Carnation has long surrounded himself with high-level assistants - guys like DuCharme, Kevin Guinn and former California champion and Ukiah High grad Brett Colombini - but Dennis was a huge addition to the program. He found he really liked coaching, too. Or at least assisting.
“I feel confident in my coaching ability, but I can’t deal with the paperwork,” Dennis said. “I just don’t have the capacity to deal with those tedious things. Rich is phenomenal at it. Him allowing me to be the voice at practice worked out really well. I would probably lose my mind if I had to deal with everything.”
Dennis’ two years in Windsor allowed his body to heal. He kept in shape, largely at the NorCal Fighting Alliance MMA gym, but removed himself from the intensity of daily competition. Carnation thinks Dennis’ wrestling technique might even have improved during his downtime.

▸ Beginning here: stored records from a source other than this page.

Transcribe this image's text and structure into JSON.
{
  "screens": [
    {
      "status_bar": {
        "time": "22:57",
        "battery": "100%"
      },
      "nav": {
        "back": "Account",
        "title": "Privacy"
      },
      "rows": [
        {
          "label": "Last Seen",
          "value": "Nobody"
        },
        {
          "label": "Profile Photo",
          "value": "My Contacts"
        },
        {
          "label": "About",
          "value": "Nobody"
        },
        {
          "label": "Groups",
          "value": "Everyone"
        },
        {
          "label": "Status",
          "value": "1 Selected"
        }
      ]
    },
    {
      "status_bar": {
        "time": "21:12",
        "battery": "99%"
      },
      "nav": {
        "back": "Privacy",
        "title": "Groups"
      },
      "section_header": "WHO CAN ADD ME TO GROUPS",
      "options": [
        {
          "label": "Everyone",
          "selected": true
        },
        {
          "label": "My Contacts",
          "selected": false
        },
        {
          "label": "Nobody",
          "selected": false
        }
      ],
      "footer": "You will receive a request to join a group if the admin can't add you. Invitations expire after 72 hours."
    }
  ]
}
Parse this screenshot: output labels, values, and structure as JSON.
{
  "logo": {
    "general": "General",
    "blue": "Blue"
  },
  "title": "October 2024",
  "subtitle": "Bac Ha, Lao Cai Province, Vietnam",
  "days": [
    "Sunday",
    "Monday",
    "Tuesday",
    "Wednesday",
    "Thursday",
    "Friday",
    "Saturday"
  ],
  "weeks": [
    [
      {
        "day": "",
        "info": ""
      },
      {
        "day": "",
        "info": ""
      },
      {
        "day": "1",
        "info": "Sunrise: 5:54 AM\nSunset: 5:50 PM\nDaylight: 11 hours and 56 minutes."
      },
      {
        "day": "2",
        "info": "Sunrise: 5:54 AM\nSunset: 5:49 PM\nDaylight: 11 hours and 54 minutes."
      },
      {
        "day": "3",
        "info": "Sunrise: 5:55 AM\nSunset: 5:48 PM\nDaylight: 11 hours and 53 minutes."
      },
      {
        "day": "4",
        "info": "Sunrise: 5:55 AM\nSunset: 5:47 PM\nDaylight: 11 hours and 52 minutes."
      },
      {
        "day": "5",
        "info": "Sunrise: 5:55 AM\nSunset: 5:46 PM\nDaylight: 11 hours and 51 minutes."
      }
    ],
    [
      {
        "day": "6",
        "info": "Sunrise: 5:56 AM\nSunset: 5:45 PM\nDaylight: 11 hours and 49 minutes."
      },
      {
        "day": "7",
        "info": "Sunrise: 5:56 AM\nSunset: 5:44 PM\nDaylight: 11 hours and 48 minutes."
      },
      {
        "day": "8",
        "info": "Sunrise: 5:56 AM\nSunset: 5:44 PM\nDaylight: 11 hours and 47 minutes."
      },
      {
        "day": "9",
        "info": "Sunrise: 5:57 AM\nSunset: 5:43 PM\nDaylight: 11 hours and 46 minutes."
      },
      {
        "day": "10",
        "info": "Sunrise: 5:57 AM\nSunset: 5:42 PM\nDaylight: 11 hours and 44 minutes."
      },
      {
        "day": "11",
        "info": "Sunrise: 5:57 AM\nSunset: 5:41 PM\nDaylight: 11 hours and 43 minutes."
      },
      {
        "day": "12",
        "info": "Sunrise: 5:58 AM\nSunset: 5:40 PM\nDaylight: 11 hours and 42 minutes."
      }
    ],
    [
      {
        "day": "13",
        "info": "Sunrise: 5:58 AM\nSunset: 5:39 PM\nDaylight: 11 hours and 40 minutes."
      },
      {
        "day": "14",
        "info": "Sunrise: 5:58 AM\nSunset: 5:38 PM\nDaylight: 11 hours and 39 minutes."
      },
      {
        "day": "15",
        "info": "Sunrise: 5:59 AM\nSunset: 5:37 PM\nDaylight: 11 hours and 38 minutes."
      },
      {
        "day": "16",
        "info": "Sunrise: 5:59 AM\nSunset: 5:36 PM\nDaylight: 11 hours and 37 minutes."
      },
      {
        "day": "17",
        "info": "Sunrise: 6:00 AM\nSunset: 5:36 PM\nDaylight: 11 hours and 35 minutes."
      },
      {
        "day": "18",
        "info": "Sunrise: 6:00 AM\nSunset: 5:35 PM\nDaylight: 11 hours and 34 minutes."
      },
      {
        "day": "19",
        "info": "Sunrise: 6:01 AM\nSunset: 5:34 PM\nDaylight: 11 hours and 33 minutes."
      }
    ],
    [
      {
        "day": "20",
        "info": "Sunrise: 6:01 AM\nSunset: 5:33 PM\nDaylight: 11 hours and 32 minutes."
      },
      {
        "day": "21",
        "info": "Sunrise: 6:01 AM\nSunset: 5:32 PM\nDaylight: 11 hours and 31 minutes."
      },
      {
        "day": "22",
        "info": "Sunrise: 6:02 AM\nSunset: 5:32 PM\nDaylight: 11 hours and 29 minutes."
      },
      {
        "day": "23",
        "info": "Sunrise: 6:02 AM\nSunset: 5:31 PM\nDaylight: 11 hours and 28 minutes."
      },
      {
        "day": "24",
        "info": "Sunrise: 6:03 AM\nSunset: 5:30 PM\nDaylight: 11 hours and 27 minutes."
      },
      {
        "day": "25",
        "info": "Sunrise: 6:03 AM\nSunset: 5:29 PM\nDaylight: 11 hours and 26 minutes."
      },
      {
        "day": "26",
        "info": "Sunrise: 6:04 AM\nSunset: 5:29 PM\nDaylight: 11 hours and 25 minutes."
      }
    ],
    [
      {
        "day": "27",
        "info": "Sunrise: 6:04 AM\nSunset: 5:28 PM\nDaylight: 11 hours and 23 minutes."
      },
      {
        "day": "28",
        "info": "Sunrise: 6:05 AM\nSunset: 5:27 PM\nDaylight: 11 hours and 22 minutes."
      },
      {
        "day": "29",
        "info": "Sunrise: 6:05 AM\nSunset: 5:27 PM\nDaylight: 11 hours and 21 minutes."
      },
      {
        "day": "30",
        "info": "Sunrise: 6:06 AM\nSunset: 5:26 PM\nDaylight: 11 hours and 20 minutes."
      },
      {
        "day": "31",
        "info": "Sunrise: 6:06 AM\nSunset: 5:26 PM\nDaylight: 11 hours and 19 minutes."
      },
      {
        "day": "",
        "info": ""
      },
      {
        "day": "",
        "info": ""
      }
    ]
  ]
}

“Sometimes when you coach, you actually learn things you’re trying to do even better,” Carnation said. “A lot of times athletes can do what comes natural to them. When you have to break it down to someone else who is maybe not as athletic as you, it helps you become even better.”
nagged by friends
Dennis was a little restless, but generally content. He never would have entertained the notion of a comeback if so many people hadn’t nagged him about it. Fellow Hawkeyes Ryan Morningstar and Royce Alger nipped away at him, as did Dennis’ former college coach at Iowa, Tom Brands. Dennis quietly began asking others to weigh in.